My setup is a dedicated server containing three virtual machines which form a "private LAN". The connection between those is established and the virtual machines can connect to the internet through a bridge between the isolated LAN and the physical server. Allowing outgoing traffic is established using the following rule (LAN: 192.168.x.x, Example Public Address: 8.8.8.8):
iptables -t nat -A POSTROUTING -s 192.168.1.101 -j SNAT --to-source 8.8.8.8
This works fine - if I open an internet browser and go to whatismyip.com it will now no longer show the server's main IP address, but instead it will show the secondary IP just the way it's supposed to do.
However, now I'd love to do the other way around and install e.g. a web server on one of the virtual machines and make it available to the public through my secondary IP. I was searching for the answer and found I'm supposed to add a PREROUTING rule in order to accomplish this, thus I tried the following:
iptables -t nat -A PREROUTING -d 8.8.8.8 -j DNAT --to-destination 192.168.1.101
Connecting to port 80 of the public IP will time out, though.

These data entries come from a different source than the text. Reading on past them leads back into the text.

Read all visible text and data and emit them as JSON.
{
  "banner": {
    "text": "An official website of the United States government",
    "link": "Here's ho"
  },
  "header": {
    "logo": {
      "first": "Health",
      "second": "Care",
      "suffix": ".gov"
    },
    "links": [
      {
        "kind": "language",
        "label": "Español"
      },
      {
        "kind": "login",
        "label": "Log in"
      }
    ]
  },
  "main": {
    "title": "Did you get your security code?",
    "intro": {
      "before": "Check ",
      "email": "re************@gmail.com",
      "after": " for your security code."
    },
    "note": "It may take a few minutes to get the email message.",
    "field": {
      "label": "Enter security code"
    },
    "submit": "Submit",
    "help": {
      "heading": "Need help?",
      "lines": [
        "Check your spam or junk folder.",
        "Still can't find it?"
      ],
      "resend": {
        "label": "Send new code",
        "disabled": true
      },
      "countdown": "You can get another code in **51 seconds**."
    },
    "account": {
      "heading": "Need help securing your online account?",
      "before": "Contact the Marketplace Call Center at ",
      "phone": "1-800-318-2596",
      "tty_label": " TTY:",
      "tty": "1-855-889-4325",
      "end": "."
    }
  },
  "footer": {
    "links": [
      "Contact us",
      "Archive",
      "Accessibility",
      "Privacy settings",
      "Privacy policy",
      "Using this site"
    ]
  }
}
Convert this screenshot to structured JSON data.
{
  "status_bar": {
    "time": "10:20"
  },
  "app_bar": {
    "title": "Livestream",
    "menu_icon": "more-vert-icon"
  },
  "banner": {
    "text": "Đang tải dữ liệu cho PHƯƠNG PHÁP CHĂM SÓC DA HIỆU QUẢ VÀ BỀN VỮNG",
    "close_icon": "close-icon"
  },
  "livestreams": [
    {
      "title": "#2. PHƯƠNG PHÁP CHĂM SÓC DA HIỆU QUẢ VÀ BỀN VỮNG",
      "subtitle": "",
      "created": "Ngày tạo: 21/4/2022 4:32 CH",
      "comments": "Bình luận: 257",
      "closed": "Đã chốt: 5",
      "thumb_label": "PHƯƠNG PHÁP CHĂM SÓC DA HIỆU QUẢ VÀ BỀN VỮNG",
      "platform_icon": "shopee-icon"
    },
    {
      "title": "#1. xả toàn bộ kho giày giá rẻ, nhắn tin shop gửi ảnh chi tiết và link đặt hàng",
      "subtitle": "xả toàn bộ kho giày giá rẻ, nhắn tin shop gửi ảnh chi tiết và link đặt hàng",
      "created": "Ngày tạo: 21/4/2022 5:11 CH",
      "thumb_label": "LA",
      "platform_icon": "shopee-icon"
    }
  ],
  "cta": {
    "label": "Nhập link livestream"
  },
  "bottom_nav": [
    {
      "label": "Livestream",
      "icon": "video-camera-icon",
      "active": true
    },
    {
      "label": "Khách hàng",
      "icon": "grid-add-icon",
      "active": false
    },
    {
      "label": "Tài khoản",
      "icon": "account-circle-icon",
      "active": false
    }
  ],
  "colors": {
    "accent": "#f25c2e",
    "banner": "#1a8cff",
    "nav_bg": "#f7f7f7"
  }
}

It seems like I'm still missing something or there's a mistake in the way I do the rules.
Please note: Rather than opening only a specific port, I'd like to forward all incoming traffic on that specific IP to the virtual machine and handle security over there.
Any advice would be appreciated - perhaps I'm just missing something minor.
Solution 1:
You will need a combination of DNAT and SNAT, and you need ip_forwarding active.
First, check ip_forwarding:
cat /proc/sys/net/ipv4/ip_forward
If it is 1 (enabled), go ahead. If not, you will have to put net.ipv4.ip_forward=1
on /etc/sysctl.conf
and run sysctl -p
.
The first rule is DNAT (assume 8.8.8.8
as the external IP and 192.168.0.10
as the internal):
iptables -t nat -A PREROUTING -d 8.8.8.8 -j DNAT --to-destination 192.168.0.10
When a external system (e.g. 200.100.50.25
) sends a packet reaching 8.8.8.8 will have the DESTINATION
changed to 192.168.0.10
, and sent away. But the source will be 200.100.50.25
, the packet will be processed and the response packet can:
Be dropped by 192.168.0.10 that may not know how to route it. Not desirable.
Be sent by 192.168.0.10 to the default gateway and to internet. As soon as it reaches
200.100.50.25
, this system will had never heard of192.168.0.10
and will drop the packet. Not good.Be dropped on the first hop, as
192.168.0.10
is a private address and not routeable on Internet.
To solve this, you need the second rule, SNAT:
iptables -t nat -A POSTROUTING -s 192.168.0.10 -j SNAT --to-source 8.8.8.8
With this rule, every packet that comes from 192.168.0.10
will have the source changed to 8.8.8.8
and sent away.
The collateral effect is that every log on 192.168.0.10
will show 8.8.8.8
as the client, not the real client. Tracking abusers will be a little harder.